Some insurers consider weight loss surgery as elective. Although there are many that recognize that obesity increases the risk of serious health conditions, such as Hypertension, Type 2 Diabetes, sleep apnea, hypercholesterolemia.
Therefore, we must obtain insurance approval prior to scheduling your surgery.
It is important to call your insurance company to make sure that you have bariatric benefits in your plan. Many will ask you for a CPT code specific to your procedure of choice. Please see codes below:
• Laparoscopic Roux-en-Y gastric bypass: 43644
• Laparoscopic gastric banding: 43770
• Laparoscopic sleeve gastrectomy: 43775
While many of the costs that will be incurred during the evaluation process will be covered by your insurance, some charges may become the responsibility of the patient. Due to program certification criteria, we are unable to accept patient’s with Medicare insurance as either their primary or secondary insurance coverage.
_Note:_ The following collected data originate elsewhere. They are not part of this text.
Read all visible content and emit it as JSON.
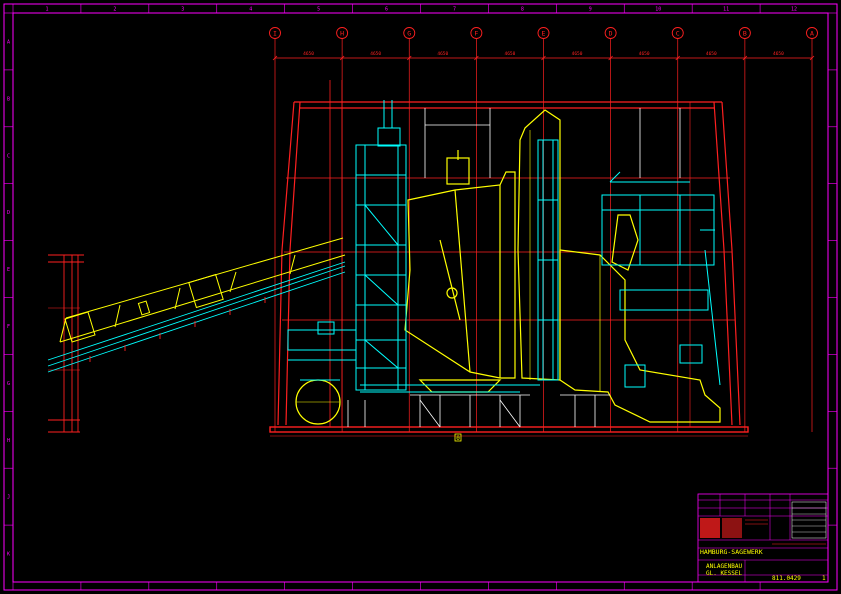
{
  "colors": {
    "background": "#000000",
    "border": "#ff00ff",
    "grid": "#ff2020",
    "frame": "#ff2020",
    "piping": "#00ffff",
    "boiler": "#ffff00",
    "structure": "#ffffff"
  },
  "border": {
    "columns": [
      "1",
      "2",
      "3",
      "4",
      "5",
      "6",
      "7",
      "8",
      "9",
      "10",
      "11",
      "12"
    ],
    "rows": [
      "A",
      "B",
      "C",
      "D",
      "E",
      "F",
      "G",
      "H",
      "J",
      "K"
    ]
  },
  "axes": {
    "labels": [
      "I",
      "H",
      "G",
      "F",
      "E",
      "D",
      "C",
      "B",
      "A"
    ],
    "spacings": [
      "4650",
      "4650",
      "4650",
      "4650",
      "4650",
      "4650",
      "4650",
      "4650"
    ]
  },
  "drawing": {
    "foundation_mark": "0"
  },
  "title_block": {
    "company": "HAMBURG-SAGEWERK",
    "subtitle_1": "ANLAGENBAU",
    "subtitle_2": "GL. KESSEL",
    "drawing_number": "811.0429",
    "sheet": "1"
  }
}
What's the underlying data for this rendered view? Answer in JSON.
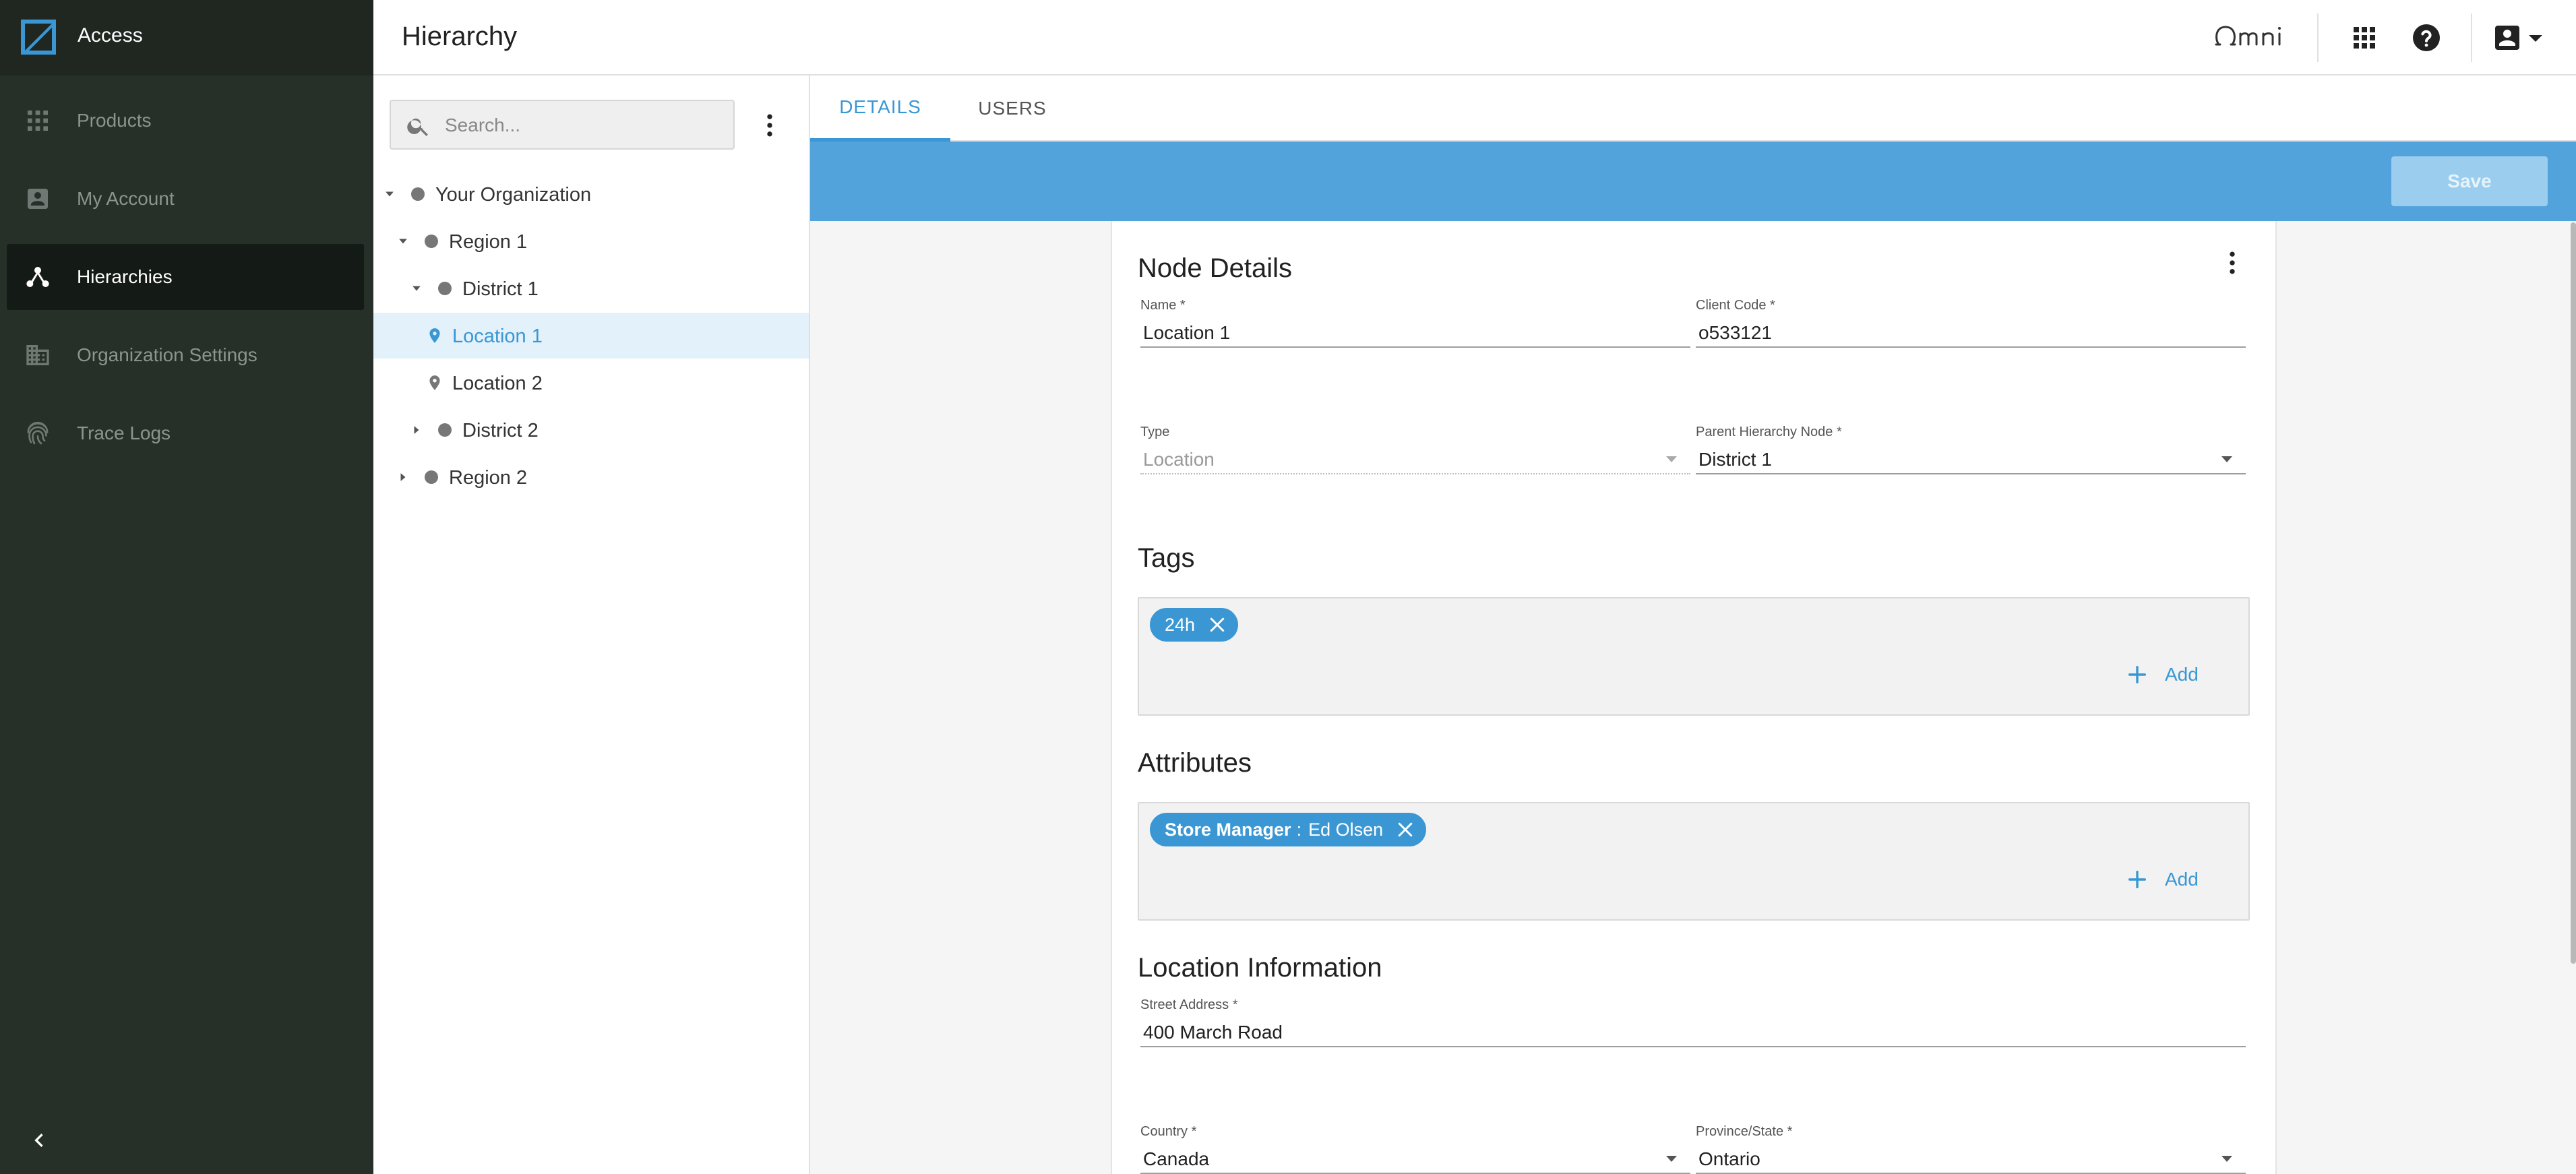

If a patient qualifies medically for surgery, the surgeon’s office will request pre-approval for coverage of the procedure from the patient’s health insurer. When the insurance company gives their approval, they notify the surgeon’s office. In most cases a date for the operation will be scheduled during this notification. Once the surgery has been scheduled, patient’s are often asked to come into the office about a week before the procedure to obtain informed consent.
We will work with you and your insurance to make sure that you meet their requirements. Some of these requirements are:
• History of failed weight loss attempts (ie. Physician-supervised weight loss, Weight Watchers, Nutri system)
• Letter of medical necessity from PCP
• Psychological evaluation — to ensure patients have a clear understanding of the commitment to weight loss surgery and how life after surgery may impact one’s life.
• Nutrition evaluation — used to identify dietary changes and habits that need to be changed in order to ensure a successful transition after weight loss surgery.